Ask HN: Anyone withexperience using an ERP for distribution/warehouse management? - chadash
My company is looking into various options for ERP systems, such as SAP BusinessOne and Netsuite. I&#x27;m wondering if anyone has any experience with these or similar systems and can comment on how easy it is to put data in and get data out via their APIs and otherwise customize these tools? Do you like the ERP you use overall?
======
prokes
I am an Oracle consultant specializing in inventory/manufacturing and give you
this perspective.

Oracle offers two main products - their legacy, on premise E-Business Suite
application, and their new Oracle Cloud offering. The functionality, maturity,
customizability, and usability of these products is very different. With EBS,
it is super customizable and there is a whole host of open API's you can use
to create transactions.

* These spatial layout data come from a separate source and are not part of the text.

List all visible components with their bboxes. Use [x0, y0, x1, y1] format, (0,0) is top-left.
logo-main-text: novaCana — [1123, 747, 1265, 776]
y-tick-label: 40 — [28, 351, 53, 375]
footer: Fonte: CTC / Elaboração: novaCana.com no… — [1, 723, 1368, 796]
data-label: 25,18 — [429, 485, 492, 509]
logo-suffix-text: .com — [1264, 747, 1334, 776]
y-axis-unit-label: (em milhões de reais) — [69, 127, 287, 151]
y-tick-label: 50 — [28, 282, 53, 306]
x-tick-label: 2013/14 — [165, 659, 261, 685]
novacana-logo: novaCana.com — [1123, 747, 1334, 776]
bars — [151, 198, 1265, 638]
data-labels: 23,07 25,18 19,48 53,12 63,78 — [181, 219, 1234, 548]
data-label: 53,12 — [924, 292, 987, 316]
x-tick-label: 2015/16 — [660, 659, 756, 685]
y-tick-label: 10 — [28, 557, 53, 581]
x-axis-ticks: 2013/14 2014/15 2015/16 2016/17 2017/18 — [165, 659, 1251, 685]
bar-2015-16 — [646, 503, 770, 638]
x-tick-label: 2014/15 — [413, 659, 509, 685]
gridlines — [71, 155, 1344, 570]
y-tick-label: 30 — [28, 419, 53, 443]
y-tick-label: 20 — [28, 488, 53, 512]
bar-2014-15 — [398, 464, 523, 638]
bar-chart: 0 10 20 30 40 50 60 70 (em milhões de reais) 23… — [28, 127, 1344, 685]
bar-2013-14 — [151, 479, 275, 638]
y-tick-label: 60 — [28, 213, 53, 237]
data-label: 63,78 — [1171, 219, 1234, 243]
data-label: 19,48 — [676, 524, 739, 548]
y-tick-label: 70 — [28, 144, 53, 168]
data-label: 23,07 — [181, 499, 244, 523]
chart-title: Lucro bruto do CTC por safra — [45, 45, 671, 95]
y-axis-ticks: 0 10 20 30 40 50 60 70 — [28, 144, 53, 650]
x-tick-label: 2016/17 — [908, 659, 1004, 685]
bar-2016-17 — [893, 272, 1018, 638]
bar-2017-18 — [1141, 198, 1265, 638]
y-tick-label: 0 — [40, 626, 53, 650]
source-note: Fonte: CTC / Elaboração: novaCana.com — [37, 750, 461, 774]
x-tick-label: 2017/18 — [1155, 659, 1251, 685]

You can access the database directly and change data
there if you want. Very simple to create custom programs on top of the ERP
system and report against it to do what you want. I see companies truly make
this their own and succeed with it.

Not so much yet with Oracle Cloud. The inventory / warehouse management
systems are nascent and the API's are very limited. They may have some of what
you want but there will be something for which an API does not exist and it
will be a show stopper. You cannot access the database and building on top is
difficult.

Of course, each of these is a $500k+ investment to setup and manage per year.
Oracle will try their darndest to push to you to Cloud, but if you truly want
customizability you want EBS. If you have further questions or need help feel
free to email in profile.

------
matt_the_bass
What size company and what’s your budget? Do you have requirements of working
with an accounting system such as quickbooks?